Back then, Truschel didn’t anticipate the success he’d have. Neither did his mother, apparently.

“She said, ‘I don’t think you need to go out for wrestling.’ It was too dangerous,” Truschel said. “But I convinced her.”

Even if it took a year, it was a good thing he did. After several years of that hard work, he won a Bull Run District and Region B title last season, and followed that up with district and regional titles this year too.

“He’s done everything,” said Brentsville coach Mark Smaltz, “except one thing.”

That one thing is win a state title.

In 2001, Truschel finished in sixth place after losing in the championship bracket to J.J. Kelly’s Steven Fryatt, who won the state title.
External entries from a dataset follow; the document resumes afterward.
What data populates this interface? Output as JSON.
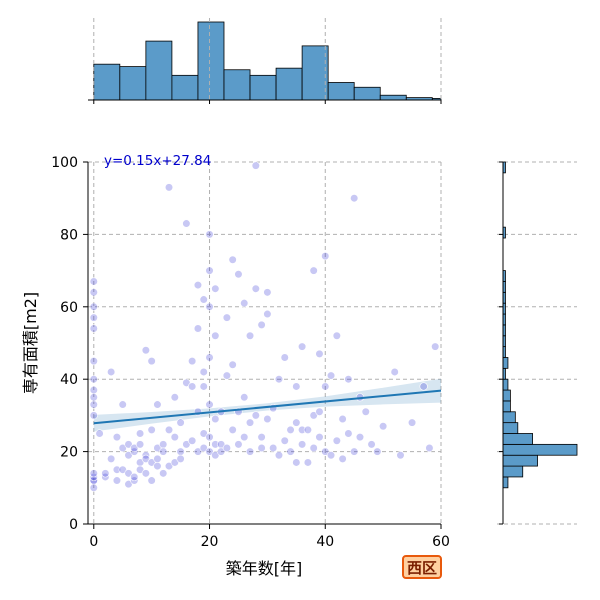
{
  "chart_data": {
    "type": "scatter",
    "xlabel": "築年数[年]",
    "ylabel": "専有面積[m2]",
    "xlim": [
      -1,
      60
    ],
    "ylim": [
      0,
      100
    ],
    "xticks": [
      0,
      20,
      40,
      60
    ],
    "yticks": [
      0,
      20,
      40,
      60,
      80,
      100
    ],
    "grid": true,
    "annotation": "y=0.15x+27.84",
    "badge": "西区",
    "regression": {
      "slope": 0.15,
      "intercept": 27.84
    },
    "marginal_x_bins": [
      0,
      4.5,
      9,
      13.5,
      18,
      22.5,
      27,
      31.5,
      36,
      40.5,
      45,
      49.5,
      54,
      58.5,
      60
    ],
    "marginal_x_heights": [
      45,
      42,
      74,
      31,
      98,
      38,
      31,
      40,
      68,
      22,
      16,
      6,
      3,
      2
    ],
    "marginal_y_bins": [
      10,
      13,
      16,
      19,
      22,
      25,
      28,
      31,
      34,
      37,
      40,
      43,
      46,
      49,
      52,
      55,
      58,
      61,
      64,
      67,
      70,
      73,
      76,
      79,
      82,
      85,
      88,
      91,
      94,
      97,
      100
    ],
    "marginal_y_counts": [
      2,
      8,
      14,
      30,
      12,
      6,
      5,
      3,
      3,
      2,
      1,
      2,
      1,
      1,
      1,
      1,
      1,
      1,
      1,
      1,
      0,
      0,
      0,
      1,
      0,
      0,
      0,
      0,
      0,
      1
    ],
    "marginal_y_max": 30,
    "series": [
      {
        "x": [
          0,
          0,
          0,
          0,
          0,
          0,
          0,
          0,
          0,
          0,
          0,
          0,
          0,
          0,
          0,
          0
        ],
        "y": [
          12,
          12,
          13,
          30,
          33,
          35,
          37,
          40,
          45,
          54,
          57,
          60,
          64,
          67,
          14,
          10
        ]
      },
      {
        "x": [
          1,
          2,
          2,
          3,
          3,
          4,
          4,
          4,
          5,
          5,
          5,
          6,
          6,
          6,
          6,
          7,
          7,
          7,
          7,
          8,
          8,
          8,
          8,
          9,
          9,
          9,
          9,
          10,
          10,
          10,
          10,
          11,
          11,
          11,
          11,
          12,
          12,
          12,
          13,
          13,
          13,
          14,
          14,
          14,
          15,
          15,
          15,
          16,
          16,
          16,
          17,
          17,
          17
        ],
        "y": [
          25,
          13,
          14,
          18,
          42,
          12,
          24,
          15,
          33,
          15,
          21,
          11,
          19,
          22,
          14,
          12,
          20,
          13,
          21,
          22,
          17,
          15,
          25,
          14,
          19,
          18,
          48,
          12,
          17,
          26,
          45,
          16,
          21,
          18,
          33,
          22,
          20,
          14,
          93,
          26,
          16,
          35,
          24,
          17,
          20,
          28,
          18,
          39,
          83,
          22,
          23,
          38,
          45
        ]
      },
      {
        "x": [
          18,
          18,
          18,
          18,
          19,
          19,
          19,
          19,
          19,
          20,
          20,
          20,
          20,
          20,
          20,
          20,
          21,
          21,
          21,
          21,
          21,
          22,
          22,
          22,
          23,
          23,
          23,
          24,
          24,
          24,
          25,
          25,
          25,
          26,
          26,
          26,
          27,
          27,
          27,
          28,
          28,
          28,
          29,
          29,
          29,
          30,
          30,
          30
        ],
        "y": [
          20,
          31,
          66,
          54,
          21,
          42,
          62,
          38,
          25,
          20,
          24,
          33,
          46,
          60,
          70,
          80,
          22,
          19,
          29,
          52,
          65,
          31,
          22,
          20,
          21,
          41,
          57,
          26,
          44,
          73,
          31,
          22,
          69,
          24,
          35,
          61,
          20,
          28,
          52,
          99,
          65,
          30,
          24,
          21,
          55,
          29,
          58,
          64
        ]
      },
      {
        "x": [
          31,
          31,
          32,
          32,
          33,
          33,
          34,
          34,
          35,
          35,
          35,
          36,
          36,
          36,
          37,
          37,
          38,
          38,
          38,
          39,
          39,
          39,
          40,
          40,
          40,
          41,
          41,
          42,
          42,
          43,
          43,
          44,
          44,
          45,
          45,
          46,
          46,
          47,
          48,
          49,
          50,
          52,
          53,
          55,
          57,
          58,
          59
        ],
        "y": [
          21,
          32,
          19,
          40,
          23,
          46,
          20,
          26,
          28,
          17,
          38,
          22,
          49,
          26,
          17,
          26,
          70,
          21,
          30,
          24,
          47,
          31,
          20,
          38,
          74,
          19,
          41,
          23,
          52,
          18,
          29,
          40,
          25,
          20,
          90,
          35,
          24,
          31,
          22,
          20,
          27,
          42,
          19,
          28,
          38,
          21,
          49
        ]
      }
    ]
  }
}
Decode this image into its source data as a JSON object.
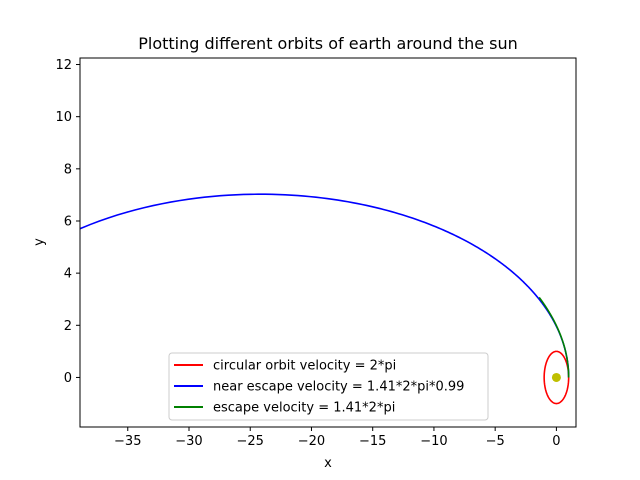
{
  "chart_data": {
    "type": "line",
    "title": "Plotting different orbits of earth around the sun",
    "xlabel": "x",
    "ylabel": "y",
    "xlim": [
      -38.9,
      1.6
    ],
    "ylim": [
      -1.9,
      12.25
    ],
    "xticks": [
      -35,
      -30,
      -25,
      -20,
      -15,
      -10,
      -5,
      0
    ],
    "xtick_labels": [
      "−35",
      "−30",
      "−25",
      "−20",
      "−15",
      "−10",
      "−5",
      "0"
    ],
    "yticks": [
      0,
      2,
      4,
      6,
      8,
      10,
      12
    ],
    "ytick_labels": [
      "0",
      "2",
      "4",
      "6",
      "8",
      "10",
      "12"
    ],
    "grid": false,
    "legend_position": "lower-center",
    "series": [
      {
        "name": "circular orbit velocity = 2*pi",
        "color": "#ff0000",
        "kind": "circle",
        "center": [
          0,
          0
        ],
        "radius": 1
      },
      {
        "name": "near escape velocity = 1.41*2*pi*0.99",
        "color": "#0000ff",
        "kind": "ellipse",
        "rp": 1,
        "e": 0.9603,
        "theta_range": [
          0,
          3.2
        ]
      },
      {
        "name": "escape velocity = 1.41*2*pi",
        "color": "#008000",
        "kind": "ellipse",
        "rp": 1,
        "e": 0.9881,
        "theta_range": [
          0,
          2.0
        ]
      }
    ],
    "sun": {
      "x": 0,
      "y": 0,
      "color": "#bfbf00"
    }
  }
}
Last season, he lost to eventual champion Michael Jordon of Northumberland in the championship semifinals and finished in third.

This weekend will be Truschel’s last chance at that elusive state championship. He’ll graduate this spring, and then he’s off to West Virginia University to pursue a degree in mechanical engineering.

He’s not sure if he’ll wrestle up there — the Mountaineers are currently ranked 11th in the country — and if he doesn’t, he’ll miss the sport.

“I know I’ll always miss it, and I’ll probably gravitate towards it wherever I go,” he said. “But it’ll definitely be hard to let it go.”

But that’s all in the future. In the present, there’s his third state tournament to attend to. That he’s made it three years in a row is a testament to his only knowledge of the sport when he first began.

“If I work hard, I figure that will take me wherever,” Truschel said.

That work ethic made an immediate impression on Smaltz from the beginning.

“He’s the hardest working athlete I’ve seen in 12 years, especially in the wrestling room. It’s unbelievable,” said Smaltz. “Even when he was 112 [pounds], he was the smallest in the room by far. But it was always work, work, work, work. Sometimes it was too much.”

All that hard work, for better or for worse, comes to a conclusion this weekend. While his previous experiences at the state tournament haven’t netted a gold medal, it has helped him deal with the tournament’s atmosphere.

While he may want to enjoy the fleeting moments of his career, he said he’ll try not to get too caught up in all the emotional stuff.

“Every day this week, I’ve thought this is my last week wrestling, my last state tournament,” Truschel said. “If I focus on wrestling, I’ll know I’ll be fine.”

As the favorite, he’ll have to take care of the other wrestlers who’d rather make this weekend one that Truschel will want to forget.

“Everybody’s out gunning for you, and you see upsets year after year after year,” said Smaltz. “The No. 1 guy, the favorite, and especially the underdogs — the four or three seeds — anything can happen on any given day.”

Truschel is hoping that Saturday is his day. Fryatt and Jordon both beat him on the way to state titles, something Truschel would like to have too.

It’s not so different than the sweatshirts of seven years ago.